貝の形態学-現生種と化石種を比較する
佐々木 猛智 准教授(東京大学総合研究博物館)
2013年8月8日(木)20:00~21:00
貝類は生物学と古生物学の両分野において主要な研究材料のひとつである。貝類は深海から陸上まであらゆる環境に適応しており、種数も多く、生物の研究においてこれを無視することはできない。一方、貝類は大形化石として最も多産する分類群であり、古生物学においてもやはり貝類を無視することはできない。このような生物は大形動物では貝類以外では稀である。例えば、昆虫は現在大繁栄しているが化石記録は乏しく、逆に恐竜のようにかつて繁栄した生物の多くは絶滅して現在では姿を見ることができない。
現生生物の場合、生命現象を理解するためには、遺伝子の機能を調べたり、生時の生態を観察したり、動物体を解剖して構造を調べることが重要になる。一方で、古生物では、これらの形質は通常は化石として保存されない。従って、古生物の生命現象を理解するためには、化石の細部の形態を手がかりに、現生種との比較から類推する手法がとられている。そのためは、現生種を用いて形と生命現象の関係性を調べる研究が欠かせない。
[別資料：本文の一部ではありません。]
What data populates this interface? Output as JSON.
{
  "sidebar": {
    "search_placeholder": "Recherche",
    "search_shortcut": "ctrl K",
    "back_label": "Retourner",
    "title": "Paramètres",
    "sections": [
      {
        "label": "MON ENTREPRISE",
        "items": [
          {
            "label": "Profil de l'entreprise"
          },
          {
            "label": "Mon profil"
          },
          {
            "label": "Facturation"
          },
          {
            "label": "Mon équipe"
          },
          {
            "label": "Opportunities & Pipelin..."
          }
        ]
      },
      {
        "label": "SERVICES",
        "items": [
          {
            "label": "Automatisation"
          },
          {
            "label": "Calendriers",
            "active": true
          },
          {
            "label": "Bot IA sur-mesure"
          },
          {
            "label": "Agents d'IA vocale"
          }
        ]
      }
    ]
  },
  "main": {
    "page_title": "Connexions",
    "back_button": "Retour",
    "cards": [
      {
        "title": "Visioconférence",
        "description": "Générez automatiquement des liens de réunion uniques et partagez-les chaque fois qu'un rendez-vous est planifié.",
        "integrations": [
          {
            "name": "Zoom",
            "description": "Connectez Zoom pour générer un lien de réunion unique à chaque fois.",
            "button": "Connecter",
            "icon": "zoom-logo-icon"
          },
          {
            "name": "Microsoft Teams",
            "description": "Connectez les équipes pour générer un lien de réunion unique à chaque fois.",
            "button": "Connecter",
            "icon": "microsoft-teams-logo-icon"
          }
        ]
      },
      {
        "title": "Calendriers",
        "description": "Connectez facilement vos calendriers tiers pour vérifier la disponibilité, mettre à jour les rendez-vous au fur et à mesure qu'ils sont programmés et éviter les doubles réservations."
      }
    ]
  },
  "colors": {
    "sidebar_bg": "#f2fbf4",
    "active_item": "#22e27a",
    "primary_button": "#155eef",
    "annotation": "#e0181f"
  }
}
貝類の場合、化石を生物学的な視点から理解するための重要な形質として、筋肉痕、幼生殻、貝殻微細構造、成長線の4つが挙げられる。筋肉痕からは軟体部の器官の配置を推定することができ、幼生殻からは発生様式を推定することができ、貝殻微細構造からは系統分類上の位置を推定することができ、成長線からは貝の成長様式を推定することができる。このような限られた形質に注目することは、軟体部が保存されない状況で研究せざるを得ない古生物学の分野で始まった苦肉の策であるが、形と生命現象の関係性の情報は生物系の研究者にも参考になる点がある。4つの形質について、最近の研究例を紹介し、現生生物学と古生物学の将来像について考える。